McComb, M. M., Code, R. A., Merrick, J. M. et al. 2012. Assessment of the reinforcing potential of auditory enrichment in adult male rhesus macaques. American Association for Laboratory Animal Science [AALAS] Meeting Official Program, 640 (Abstract #PS48).

Environmental enrichment is a concept that describes how the environment of captive animals can be changed for the benefit of the inhabitants. In 2000, Wright and colleagues suggested that tonal melodies form musical gestalts for monkeys, as they do for humans. However, McDermott and Hauser have shown that tamarins preferred silence to music in a free-choice split maze procedure.

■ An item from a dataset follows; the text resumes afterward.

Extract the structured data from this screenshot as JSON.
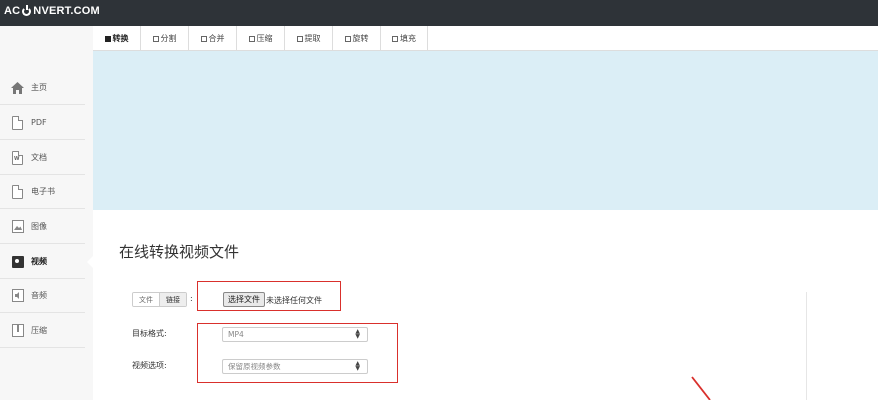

The present study examined free-choice selection of auditory enrichment in adult male rhesus monkeys. Each monkey was given access to turn-on or turn-off 2 musical/auditory selections in a standard 2-lever operant procedure. Auditory recordings were presented through an external speaker and monkeys were free to choose to turn-on standard recordings of classic orchestra music or rainforest sounds. Sessions were 3 h in duration. Each session was subdivided into 3 1-h recording periods with 15 min between each period and the pattern of responding on each of 2 levers was recorded. Responses on one lever activated music presentation and responses on the alternate lever would turn off the music. To assess the relative primary reinforcing properties of the music a third test session was conducted in which nonfood deprived monkeys could earn a single food pellet for responses on a lever. All animals extinguished lever press responding for music presentation by the second or third hour of the test session for both auditory selections; thus, they did not initiate or maintain robust responding on the lever for their free-choice delivery. In contrast, nonfood deprived monkeys responded throughout the sessions for food deliveries. These data suggest that auditory enrichment presentation is not a robust primary reinforcer in rhesus monkeys in a free-choice operant lever-press response assay. In contrast food presentation did initiate and maintain lever press responding, even in a food satiated state. These data suggest that environmental musical enrichment is not a primary reinforcer in laboratory rhesus monkeys and does not support a claim that musical enrichment will enhance species-specific behaviors.